Near the end of 8th grade there was an incident in which I found out how much I could not trust girls and was pleasantly surprised to find that I was wrong to classify everyone in my class as a threat. I was pulled out of a dangerous situation, backed against a wall and lectured about putting myself in harm's way. My lecturer then instructed me to join him and his friends in the Religious Ed center. He promised me that if daggers were stared into my back he an his friends would stare them right back. I told him no. He only told me once more that I was going to go and that was the end of it.
The next day I had tried to hide in the library which was in the same part of the building. That turned out to be a bad idea. The posse that had ambushed me the day before was waiting for me outside of the library. So I turned on my heel and went into the religious ed center. My Hannenberg was really nice about me being the only girl in the room. John, my guardian angel and lecturer from the day before, slung an arm around my shoulder, brought me over to the game console and told the guys I was going to be with them at lunch from now on. The guys made room for me. Jeff let me have the controller and my Pacman died in 60 seconds. We all laughed. It was the first time I didn't feel like I had been laughed at but with. Everything was cordial and laid back. Wayne gave me his next turn and the guys spent the rest of that first lunch trying to explain the game and some of the subtleties of hand eye coordination. I have great dexterity when I'm doing the designing. But I have a hard time with video games. I don't know why but playing video games with the guys made the rest of 8th grade so much easier.
That game console was a bridge. I wasn't very good at it. And I didn't improve quickly at all. But it was something, like Matchbox cars in 1st grade, that connected me to classmates. They were all pretty patient with me. After a few weeks the guys would call "Winner!" to get in line to play next. Winner kept the good controller. Which, correct me if I am wrong seems to always be the right hand controller. The left hand one seems to be slow to respond and gives the other player a distinct advantage. Of course that may just have been my perception. But successive consoles have not changed my opinion on the built in handicap theory. At any rate, while the opponents were engaged in two player battle the rest of us would have a conversation in between shouts of encouragement. After a while I started calling "Looser!"
If I wanted any chance at lasting in two player game play then I couldn't play the winner. And everyone wanted to play the winner. So the best players got more game time. Like good friends do, the guys let me get away with that. And I would be able to last a little while longer against the weaker player. It was the only way the other poorer players could play too. It was fun. And relaxing. And we built good friendships over that console. The boy who was so merciless in tormenting me for the better part of 7 years left me alone after a week with them in the religious ed center. So in the end the best part of playing Pacman was being able to be comfortable in my own skin as I unabashedly sucked gizzards.

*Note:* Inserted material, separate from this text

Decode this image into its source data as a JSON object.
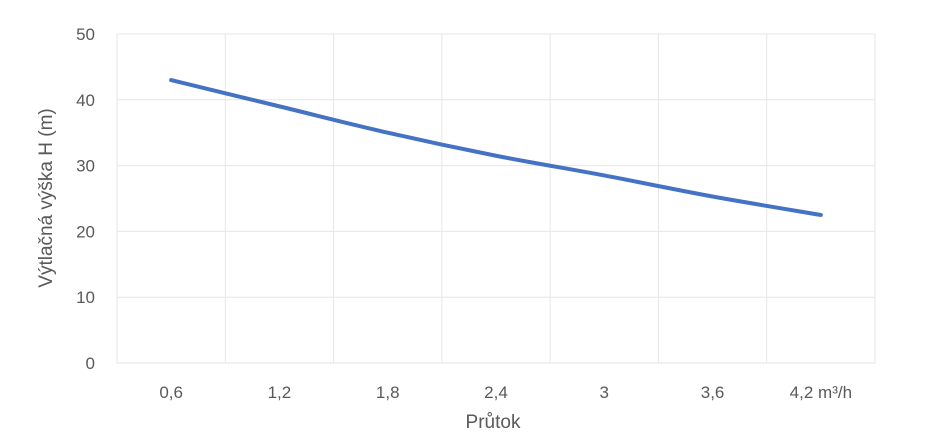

Pacman was the gateway to other games. Gauntlet at the pizza place before youth group helped pass the couple of hours between school and Bible study; basic Mario while babysitting that lead to new heights of epic sucking; and the range of Nintendo we played on Fridays. But it was also the gateway to other friendships. With the kinds of interests I had as a young child I had a hard time finding the commonality to connect with my classmates. Year after year of being left out because I couldn't feign interest in Barbie dolls and disco boy bands, I was despairing of ever fitting in. But Pacman was fun and those conversations between games revealed other similar interests. And that is all that it took to open up the world to me.
Happy Anniversary PacMan. And thanks for reminding me that for the better part of my life things have not sucked... just my hand eye coordination.